Feng Shui Collection

Earth Ch’i and the Living Landscape Energy Flows of the Earth

As an entity, our planet contains its own type of energy, or earth ch’i, whose measurement forms the basis of feng shui practice. We go in search of this elemental energy

The landscape that surrounds us is as much a living, breathing part of the world as we are. Ch’i, or the breath of life, is energy that is active at every level in the universe from the smallest vein in the body to the vast expanse of the solar system. In fact, there is nothing that could stay alive without its presence.


Within human beings, it is the energy that flows through the acupunc­ture meridians of the body. In the earth itself it takes the form of invisible underground currents and the energy flowing through water and, above the surface, that carried by the wind.

Ch’i in all its Forms

It is important to recognise that ch’i exists in many forms and varies at different points in time. In fact, it is the changing nature of this energy that gives rise to the abundant diversity of life on earth. According to the Chinese, ch’i can be broken down into three main categories. First of all, there is earth ch’i (ti ch’i), otherwise known as host ch’i, whose ‘pulse’ runs through the earth and along its watercourses.


Secondly, there is heaven ch’i (t’ien ch’i), or guest ch’i, which is tied up with the regular cosmic cycle of seasons and may overule the effect of earth ch’i. And thirdly, there is weather ch’i which has five components – rain, fine weather and sunshine, heat, cold and wind. These interchangeable elements act as a mediating factor between earth and heaven ch’i and sometimes they may even have some small influence over both.

Earth Ch’i

Traditionally, feng shui practitioners endeavoured to understand the continual, yet irregular, accumulation of earth ch’i at certain points in the land. By using the lo p’an compass, they found that energy levels in the earth differed from place to place, from direction to direction and also through time. Flat open spaces for example, have totally different energy

levels to deep valleys or mountain ranges. In fact, each landform configuration, from rivers to valleys, is associated with its own particular type of energy. Fast-flowing, shallow streams and rivers disperse ch’i, as do mountains and hills that are exposed to strong winds.

On the other hand, pools of water and low-lying valleys encourage ch’i to stay and are sources of peace and quiet. These places are where the energy is strongest.

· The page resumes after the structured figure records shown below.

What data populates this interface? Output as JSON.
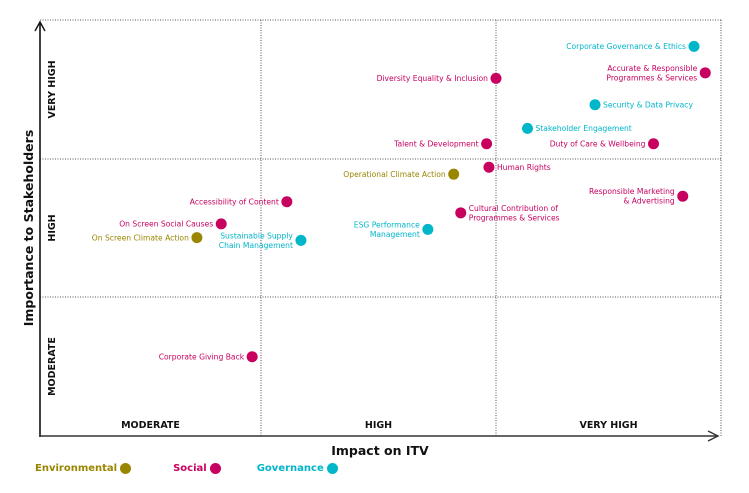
{
  "chart_data": {
    "type": "scatter",
    "title": "",
    "xlabel": "Impact on ITV",
    "ylabel": "Importance to Stakeholders",
    "xlim": [
      0,
      3
    ],
    "ylim": [
      0,
      3
    ],
    "grid": true,
    "x_bands": [
      "MODERATE",
      "HIGH",
      "VERY HIGH"
    ],
    "y_bands": [
      "MODERATE",
      "HIGH",
      "VERY HIGH"
    ],
    "categories": {
      "Environmental": "#9a8500",
      "Social": "#c8005f",
      "Governance": "#00b6c9"
    },
    "legend": [
      {
        "name": "Environmental",
        "color": "#9a8500"
      },
      {
        "name": "Social",
        "color": "#c8005f"
      },
      {
        "name": "Governance",
        "color": "#00b6c9"
      }
    ],
    "legend_position": "bottom-left",
    "points": [
      {
        "label": [
          "Corporate Governance & Ethics"
        ],
        "category": "Governance",
        "x": 2.88,
        "y": 2.81,
        "label_side": "left"
      },
      {
        "label": [
          "Accurate & Responsible",
          "Programmes & Services"
        ],
        "category": "Social",
        "x": 2.93,
        "y": 2.62,
        "label_side": "left"
      },
      {
        "label": [
          "Diversity Equality & Inclusion"
        ],
        "category": "Social",
        "x": 2.0,
        "y": 2.58,
        "label_side": "left"
      },
      {
        "label": [
          "Security & Data Privacy"
        ],
        "category": "Governance",
        "x": 2.44,
        "y": 2.39,
        "label_side": "right"
      },
      {
        "label": [
          "Stakeholder Engagement"
        ],
        "category": "Governance",
        "x": 2.14,
        "y": 2.22,
        "label_side": "right"
      },
      {
        "label": [
          "Talent & Development"
        ],
        "category": "Social",
        "x": 1.96,
        "y": 2.11,
        "label_side": "left"
      },
      {
        "label": [
          "Duty of Care & Wellbeing"
        ],
        "category": "Social",
        "x": 2.7,
        "y": 2.11,
        "label_side": "left"
      },
      {
        "label": [
          "Human Rights"
        ],
        "category": "Social",
        "x": 1.97,
        "y": 1.94,
        "label_side": "right"
      },
      {
        "label": [
          "Operational Climate Action"
        ],
        "category": "Environmental",
        "x": 1.82,
        "y": 1.89,
        "label_side": "left"
      },
      {
        "label": [
          "Responsible Marketing",
          "& Advertising"
        ],
        "category": "Social",
        "x": 2.83,
        "y": 1.73,
        "label_side": "left"
      },
      {
        "label": [
          "Accessibility of Content"
        ],
        "category": "Social",
        "x": 1.11,
        "y": 1.69,
        "label_side": "left"
      },
      {
        "label": [
          "Cultural Contribution of",
          "Programmes & Services"
        ],
        "category": "Social",
        "x": 1.85,
        "y": 1.61,
        "label_side": "right"
      },
      {
        "label": [
          "On Screen Social Causes"
        ],
        "category": "Social",
        "x": 0.82,
        "y": 1.53,
        "label_side": "left"
      },
      {
        "label": [
          "ESG Performance",
          "Management"
        ],
        "category": "Governance",
        "x": 1.71,
        "y": 1.49,
        "label_side": "left"
      },
      {
        "label": [
          "On Screen Climate Action"
        ],
        "category": "Environmental",
        "x": 0.71,
        "y": 1.43,
        "label_side": "left"
      },
      {
        "label": [
          "Sustainable Supply",
          "Chain Management"
        ],
        "category": "Governance",
        "x": 1.17,
        "y": 1.41,
        "label_side": "left"
      },
      {
        "label": [
          "Corporate Giving Back"
        ],
        "category": "Social",
        "x": 0.96,
        "y": 0.57,
        "label_side": "left"
      }
    ]
  }
}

In feng shui, the 12 Earthly Branches reflect the movement patterns of earth ch’i. Each one of the Branches represents a point in time in the yearly seasonal cycle. When combined with the 10 Heavenly Stems, which chart the course of human life from birth right through to death, the Chinese were able to measure both time and space with an astonishing level of accuracy (see pages 84-85 and 12 Earthly Branches).

In Search of the Dragon’s Lair

By pinpointing where the favourable flows of ch’i are, feng shui practioners are able to identify the best sites to locate houses, grave sites, villages and even whole cities. The picturesque phrase for this is tapping the ‘veins of the dragon’.

By using observation techniques as well as divinational tools such as the lo p’an compass, one can locate where the major sources of beneficial earth ch’i have gathered. These points are, in feng shui terms, the most auspicious sites for those who choose to live or work there.